Dr Klyne and his colleagues began their research in October last year on the back of a US Department of Defence grant.

“In the military of course you cannot always modify your sleep,” he says.

“So, we’re trying to look at other avenues to improve pain or at least prevent the transition from chronic pain using other methods such as exercise, if for whatever instance, you cannot sleep. And of course that can be translated to those who shift work and what not.

“What we’re doing now is taking those theories from our human studies into pre-clinical animal models of chronic pain and we’re seeing whether this is actually true and what are the mechanisms that are driving this transition to chronic pain.”

Developing treatment options

Dr Klyne says as far as specific treatments or developing new treatments it is early days.

“This phase (of the research) is generating the foundational data to guide those new treatments which we have built into this project which will then be tested in following clinical trials hopefully within the next three, four, five years,” he says.
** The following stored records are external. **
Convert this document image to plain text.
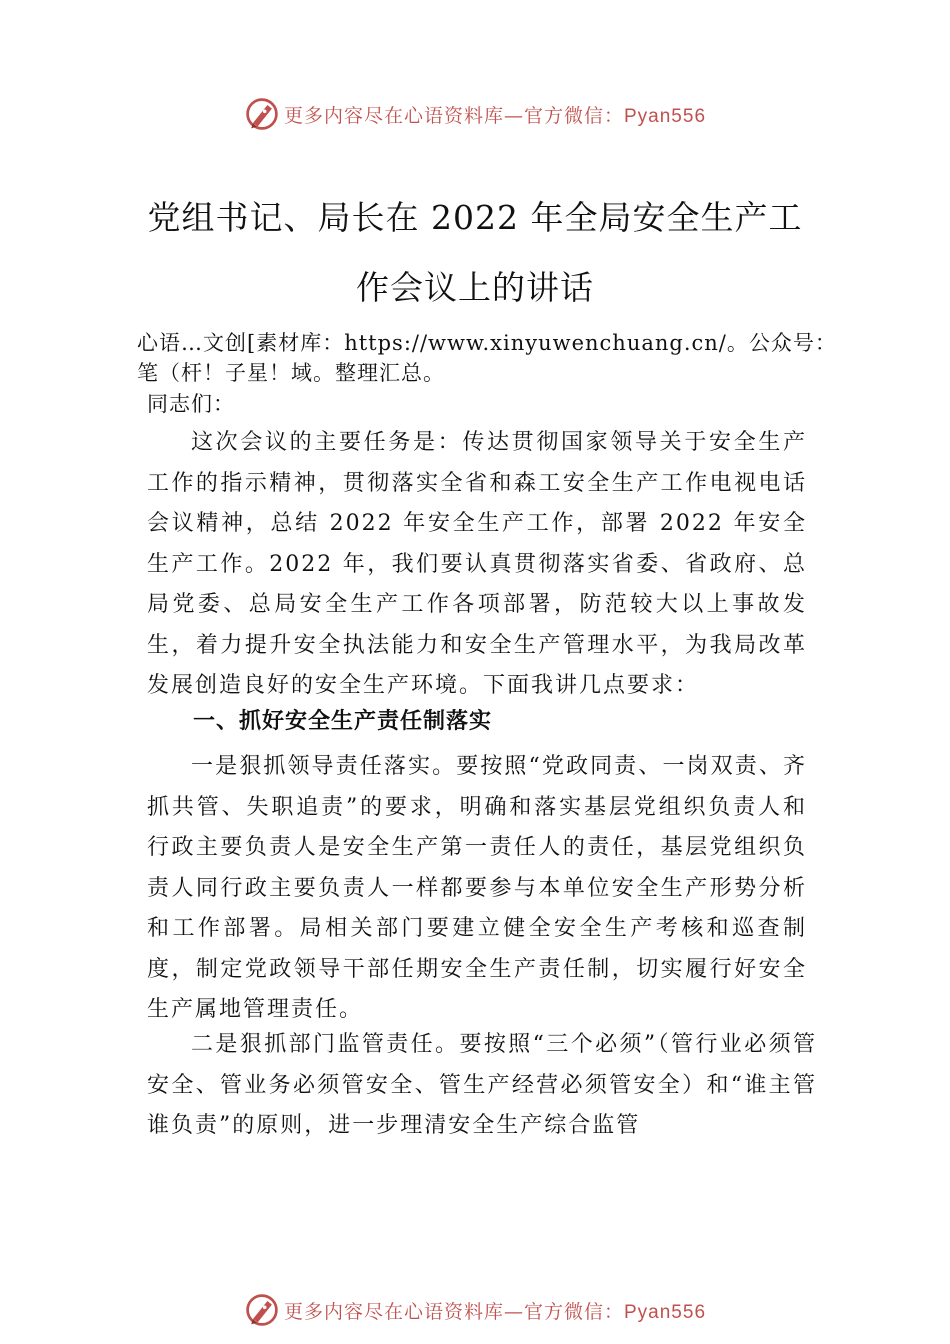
更多内容尽在心语资料库—官方微信：Pyan556
党组书记、局长在 2022 年全局安全生产工
作会议上的讲话

心语…文创[素材库：https://www.xinyuwenchuang.cn/。公众号：笔（杆！子星！域。整理汇总。

同志们：

这次会议的主要任务是：传达贯彻国家领导关于安全生产工作的指示精神，贯彻落实全省和森工安全生产工作电视电话会议精神，总结 2022 年安全生产工作，部署 2022 年安全生产工作。2022 年，我们要认真贯彻落实省委、省政府、总局党委、总局安全生产工作各项部署，防范较大以上事故发生，着力提升安全执法能力和安全生产管理水平，为我局改革发展创造良好的安全生产环境。下面我讲几点要求：

一、抓好安全生产责任制落实

一是狠抓领导责任落实。要按照“党政同责、一岗双责、齐抓共管、失职追责”的要求，明确和落实基层党组织负责人和行政主要负责人是安全生产第一责任人的责任，基层党组织负责人同行政主要负责人一样都要参与本单位安全生产形势分析和工作部署。局相关部门要建立健全安全生产考核和巡查制度，制定党政领导干部任期安全生产责任制，切实履行好安全生产属地管理责任。

二是狠抓部门监管责任。要按照“三个必须”（管行业必须管安全、管业务必须管安全、管生产经营必须管安全）和“谁主管谁负责”的原则，进一步理清安全生产综合监管

更多内容尽在心语资料库—官方微信：Pyan556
“We’re sort of working backwards in far as research usually goes. We usually try to understand the fundamental mechanisms in cells and then perhaps pre-clinical animal models and if that’s right then we go to humans.

“This is a little bit different, I think it’s perhaps a bit of chance that we’ve found some of these relationships between poor sleep and pain and poor sleep and poor outcome in humans. Now we have to work backwards to try and understand why that is happening.
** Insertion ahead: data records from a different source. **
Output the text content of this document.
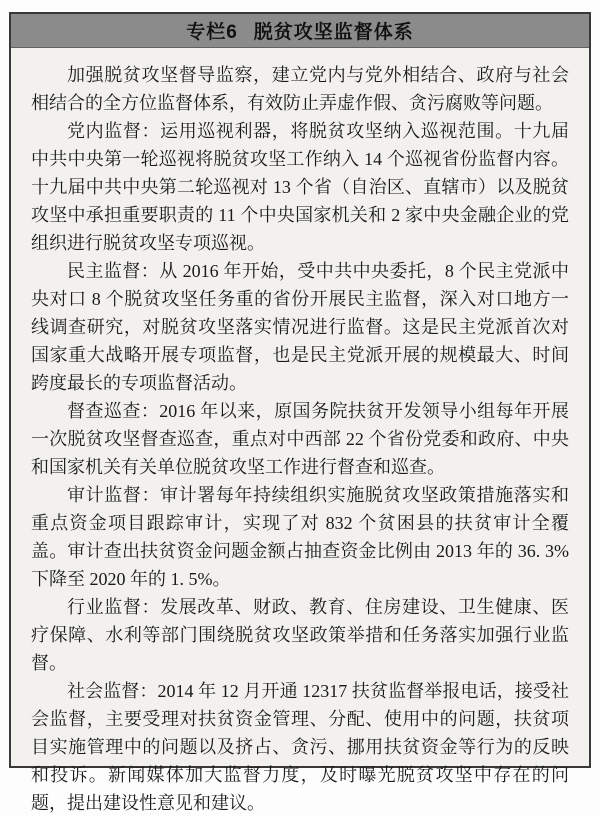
专栏6 脱贫攻坚监督体系

加强脱贫攻坚督导监察，建立党内与党外相结合、政府与社会相结合的全方位监督体系，有效防止弄虚作假、贪污腐败等问题。

党内监督：运用巡视利器，将脱贫攻坚纳入巡视范围。十九届中共中央第一轮巡视将脱贫攻坚工作纳入 14 个巡视省份监督内容。十九届中共中央第二轮巡视对 13 个省（自治区、直辖市）以及脱贫攻坚中承担重要职责的 11 个中央国家机关和 2 家中央金融企业的党组织进行脱贫攻坚专项巡视。

民主监督：从 2016 年开始，受中共中央委托，8 个民主党派中央对口 8 个脱贫攻坚任务重的省份开展民主监督，深入对口地方一线调查研究，对脱贫攻坚落实情况进行监督。这是民主党派首次对国家重大战略开展专项监督，也是民主党派开展的规模最大、时间跨度最长的专项监督活动。

督查巡查：2016 年以来，原国务院扶贫开发领导小组每年开展一次脱贫攻坚督查巡查，重点对中西部 22 个省份党委和政府、中央和国家机关有关单位脱贫攻坚工作进行督查和巡查。

审计监督：审计署每年持续组织实施脱贫攻坚政策措施落实和重点资金项目跟踪审计，实现了对 832 个贫困县的扶贫审计全覆盖。审计查出扶贫资金问题金额占抽查资金比例由 2013 年的 36. 3%下降至 2020 年的 1. 5%。

行业监督：发展改革、财政、教育、住房建设、卫生健康、医疗保障、水利等部门围绕脱贫攻坚政策举措和任务落实加强行业监督。

社会监督：2014 年 12 月开通 12317 扶贫监督举报电话，接受社会监督，主要受理对扶贫资金管理、分配、使用中的问题，扶贫项目实施管理中的问题以及挤占、贪污、挪用扶贫资金等行为的反映和投诉。新闻媒体加大监督力度，及时曝光脱贫攻坚中存在的问题，提出建设性意见和建议。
“As far as people wanting to know more about this, and how they can help themself, there are a lot of different information sources out there. But possibly one of the best ones is mybackpain.org.

“And I say that because back pain is obviously a painful condition and it’s probably one of the most common pain conditions.”
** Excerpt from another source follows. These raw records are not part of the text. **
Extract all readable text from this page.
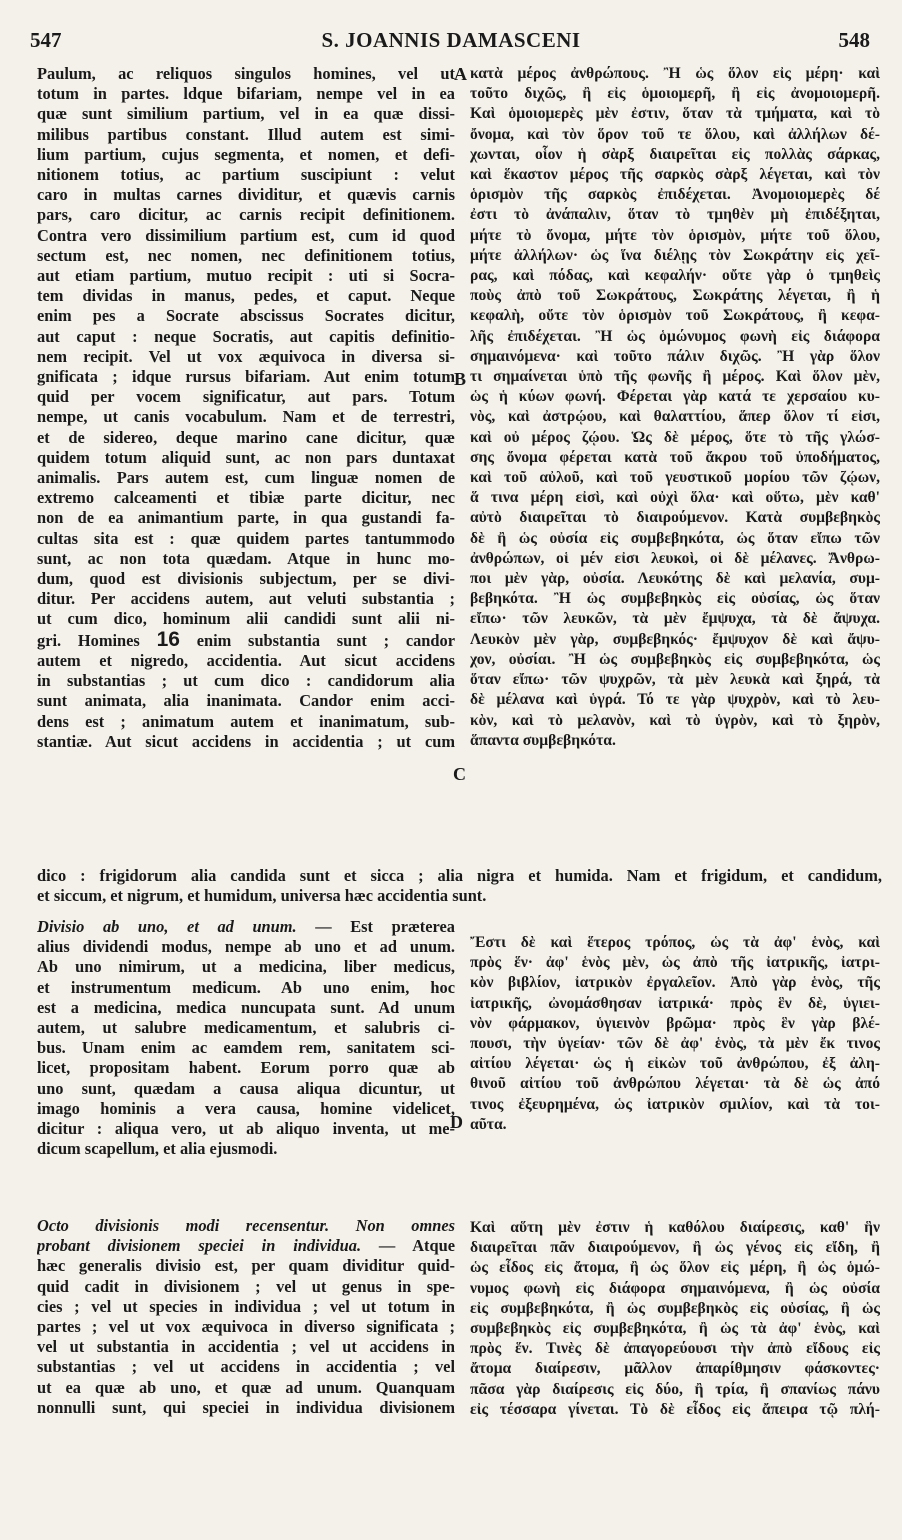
547	S. JOANNIS DAMASCENI	548
Paulum, ac reliquos singulos homines, vel ut
totum in partes. ldque bifariam, nempe vel in ea
quæ sunt similium partium, vel in ea quæ dissi-
milibus partibus constant. Illud autem est simi-
lium partium, cujus segmenta, et nomen, et defi-
nitionem totius, ac partium suscipiunt : velut
caro in multas carnes dividitur, et quævis carnis
pars, caro dicitur, ac carnis recipit definitionem.
Contra vero dissimilium partium est, cum id quod
sectum est, nec nomen, nec definitionem totius,
aut etiam partium, mutuo recipit : uti si Socra-
tem dividas in manus, pedes, et caput. Neque
enim pes a Socrate abscissus Socrates dicitur,
aut caput : neque Socratis, aut capitis definitio-
nem recipit. Vel ut vox æquivoca in diversa si-
gnificata ; idque rursus bifariam. Aut enim totum
quid per vocem significatur, aut pars. Totum
nempe, ut canis vocabulum. Nam et de terrestri,
et de sidereo, deque marino cane dicitur, quæ
quidem totum aliquid sunt, ac non pars duntaxat
animalis. Pars autem est, cum linguæ nomen de
extremo calceamenti et tibiæ parte dicitur, nec
non de ea animantium parte, in qua gustandi fa-
cultas sita est : quæ quidem partes tantummodo
sunt, ac non tota quædam. Atque in hunc mo-
dum, quod est divisionis subjectum, per se divi-
ditur. Per accidens autem, aut veluti substantia ;
ut cum dico, hominum alii candidi sunt alii ni-
gri. Homines 16 enim substantia sunt ; candor
autem et nigredo, accidentia. Aut sicut accidens
in substantias ; ut cum dico : candidorum alia
sunt animata, alia inanimata. Candor enim acci-
dens est ; animatum autem et inanimatum, sub-
stantiæ. Aut sicut accidens in accidentia ; ut cum
κατὰ μέρος ἀνθρώπους. Ἢ ὡς ὅλον εἰς μέρη· καὶ
τοῦτο διχῶς, ἢ εἰς ὁμοιομερῆ, ἢ εἰς ἀνομοιομερῆ.
Καὶ ὁμοιομερὲς μὲν ἐστιν, ὅταν τὰ τμήματα, καὶ τὸ
ὄνομα, καὶ τὸν ὅρον τοῦ τε ὅλου, καὶ ἀλλήλων δέ-
χωνται, οἷον ἡ σὰρξ διαιρεῖται εἰς πολλὰς σάρκας,
καὶ ἕκαστον μέρος τῆς σαρκὸς σὰρξ λέγεται, καὶ τὸν
ὁρισμὸν τῆς σαρκὸς ἐπιδέχεται. Ἀνομοιομερὲς δέ
ἐστι τὸ ἀνάπαλιν, ὅταν τὸ τμηθὲν μὴ ἐπιδέξηται,
μήτε τὸ ὄνομα, μήτε τὸν ὁρισμὸν, μήτε τοῦ ὅλου,
μήτε ἀλλήλων· ὡς ἵνα διέλῃς τὸν Σωκράτην εἰς χεῖ-
ρας, καὶ πόδας, καὶ κεφαλήν· οὔτε γὰρ ὁ τμηθεὶς
ποὺς ἀπὸ τοῦ Σωκράτους, Σωκράτης λέγεται, ἢ ἡ
κεφαλὴ, οὔτε τὸν ὁρισμὸν τοῦ Σωκράτους, ἢ κεφα-
λῆς ἐπιδέχεται. Ἢ ὡς ὁμώνυμος φωνὴ εἰς διάφορα
σημαινόμενα· καὶ τοῦτο πάλιν διχῶς. Ἢ γὰρ ὅλον
τι σημαίνεται ὑπὸ τῆς φωνῆς ἢ μέρος. Καὶ ὅλον μὲν,
ὡς ἡ κύων φωνή. Φέρεται γὰρ κατά τε χερσαίου κυ-
νὸς, καὶ ἀστρῴου, καὶ θαλαττίου, ἅπερ ὅλον τί εἰσι,
καὶ οὐ μέρος ζῴου. Ὡς δὲ μέρος, ὅτε τὸ τῆς γλώσ-
σης ὄνομα φέρεται κατὰ τοῦ ἄκρου τοῦ ὑποδήματος,
καὶ τοῦ αὐλοῦ, καὶ τοῦ γευστικοῦ μορίου τῶν ζῴων,
ἅ τινα μέρη εἰσὶ, καὶ οὐχὶ ὅλα· καὶ οὕτω, μὲν καθ'
αὐτὸ διαιρεῖται τὸ διαιρούμενον. Κατὰ συμβεβηκὸς
δὲ ἢ ὡς οὐσία εἰς συμβεβηκότα, ὡς ὅταν εἴπω τῶν
ἀνθρώπων, οἱ μέν εἰσι λευκοὶ, οἱ δὲ μέλανες. Ἄνθρω-
ποι μὲν γὰρ, οὐσία. Λευκότης δὲ καὶ μελανία, συμ-
βεβηκότα. Ἢ ὡς συμβεβηκὸς εἰς οὐσίας, ὡς ὅταν
εἴπω· τῶν λευκῶν, τὰ μὲν ἔμψυχα, τὰ δὲ ἄψυχα.
Λευκὸν μὲν γὰρ, συμβεβηκός· ἔμψυχον δὲ καὶ ἄψυ-
χον, οὐσίαι. Ἢ ὡς συμβεβηκὸς εἰς συμβεβηκότα, ὡς
ὅταν εἴπω· τῶν ψυχρῶν, τὰ μὲν λευκὰ καὶ ξηρά, τὰ
δὲ μέλανα καὶ ὑγρά. Τό τε γὰρ ψυχρὸν, καὶ τὸ λευ-
κὸν, καὶ τὸ μελανὸν, καὶ τὸ ὑγρὸν, καὶ τὸ ξηρὸν,
ἅπαντα συμβεβηκότα.
dico : frigidorum alia candida sunt et sicca ; alia nigra et humida. Nam et frigidum, et candidum,
et siccum, et nigrum, et humidum, universa hæc accidentia sunt.
Divisio ab uno, et ad unum. — Est præterea
alius dividendi modus, nempe ab uno et ad unum.
Ab uno nimirum, ut a medicina, liber medicus,
et instrumentum medicum. Ab uno enim, hoc
est a medicina, medica nuncupata sunt. Ad unum
autem, ut salubre medicamentum, et salubris ci-
bus. Unam enim ac eamdem rem, sanitatem sci-
licet, propositam habent. Eorum porro quæ ab
uno sunt, quædam a causa aliqua dicuntur, ut
imago hominis a vera causa, homine videlicet,
dicitur : aliqua vero, ut ab aliquo inventa, ut me-
dicum scapellum, et alia ejusmodi.
Ἔστι δὲ καὶ ἕτερος τρόπος, ὡς τὰ ἀφ' ἑνὸς, καὶ
πρὸς ἕν· ἀφ' ἑνὸς μὲν, ὡς ἀπὸ τῆς ἰατρικῆς, ἰατρι-
κὸν βιβλίον, ἰατρικὸν ἐργαλεῖον. Ἀπὸ γὰρ ἑνὸς, τῆς
ἰατρικῆς, ὠνομάσθησαν ἰατρικά· πρὸς ἓν δὲ, ὑγιει-
νὸν φάρμακον, ὑγιεινὸν βρῶμα· πρὸς ἓν γὰρ βλέ-
πουσι, τὴν ὑγείαν· τῶν δὲ ἀφ' ἑνὸς, τὰ μὲν ἔκ τινος
αἰτίου λέγεται· ὡς ἡ εἰκὼν τοῦ ἀνθρώπου, ἐξ ἀλη-
θινοῦ αἰτίου τοῦ ἀνθρώπου λέγεται· τὰ δὲ ὡς ἀπό
τινος ἐξευρημένα, ὡς ἰατρικὸν σμιλίον, καὶ τὰ τοι-
αῦτα.
Octo divisionis modi recensentur. Non omnes
probant divisionem speciei in individua. — Atque
hæc generalis divisio est, per quam dividitur quid-
quid cadit in divisionem ; vel ut genus in spe-
cies ; vel ut species in individua ; vel ut totum in
partes ; vel ut vox æquivoca in diverso significata ;
vel ut substantia in accidentia ; vel ut accidens in
substantias ; vel ut accidens in accidentia ; vel
ut ea quæ ab uno, et quæ ad unum. Quanquam
nonnulli sunt, qui speciei in individua divisionem
Καὶ αὕτη μὲν ἐστιν ἡ καθόλου διαίρεσις, καθ' ἣν
διαιρεῖται πᾶν διαιρούμενον, ἢ ὡς γένος εἰς εἴδη, ἢ
ὡς εἶδος εἰς ἄτομα, ἢ ὡς ὅλον εἰς μέρη, ἢ ὡς ὁμώ-
νυμος φωνὴ εἰς διάφορα σημαινόμενα, ἢ ὡς οὐσία
εἰς συμβεβηκότα, ἢ ὡς συμβεβηκὸς εἰς οὐσίας, ἢ ὡς
συμβεβηκὸς εἰς συμβεβηκότα, ἢ ὡς τὰ ἀφ' ἑνὸς, καὶ
πρὸς ἕν. Τινὲς δὲ ἀπαγορεύουσι τὴν ἀπὸ εἴδους εἰς
ἄτομα διαίρεσιν, μᾶλλον ἀπαρίθμησιν φάσκοντες·
πᾶσα γὰρ διαίρεσις εἰς δύο, ἢ τρία, ἢ σπανίως πάνυ
εἰς τέσσαρα γίνεται. Τὸ δὲ εἶδος εἰς ἄπειρα τῷ πλή-
A
B
C
D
What is back pain and its relation to sleep?

Professor Mark Hutchinson from the Adelaide Medical School agrees.

Professor Hutchinson, who is not involved in Dr Klyne’s study, says of all the burdens of disease across the entire globe the number one is lower back pain.

“This isn’t your classic oh I’ve bent wrong, I’ve lifted something wrong,” Professor Hutchinson tells 9News.

“There is something unique about the lower back which is susceptible for the creation of long-term agony. We do not understand it. The scans come back negative, there’s no pinched disk, there’s no bulging problem.”

He says one of the most commonly reported consequences of acute and chronic pain is disrupted sleep.

“In chronic pain this then creates a vicious descending cycle of misery, because the person is not getting enough sleep, they’re not getting rested, they’re not repairing, which begets more pain… and because they’ve got more pain they can’t sleep,” he says.

“Many of the medicines people are placed on also disrupt sleep. If we could have one intervention that would have the greatest impact in making someone’s life better, even though they continued to have profound pain, is getting a good night’s sleep.

“We don’t have all the answers there but that is a great challenge for the future.”

Professor Lormier Moseley chair of Physiotherapy at the University of South Australia, says a lot of people with back pain – most people with chronic back pain have pain that’s not being caused by damage in their back.

“You speak to anyone with chronic back pain and that can be hard to believe because it feels horrible, Prof Moseley, who was also not involved in Dr Klyne’s study, tells 9News.

“This is where understanding the system is so liberating. The problem is you can’t take a pill to give you understanding of your own pain system.

“You have to learn about it, test it and train it.”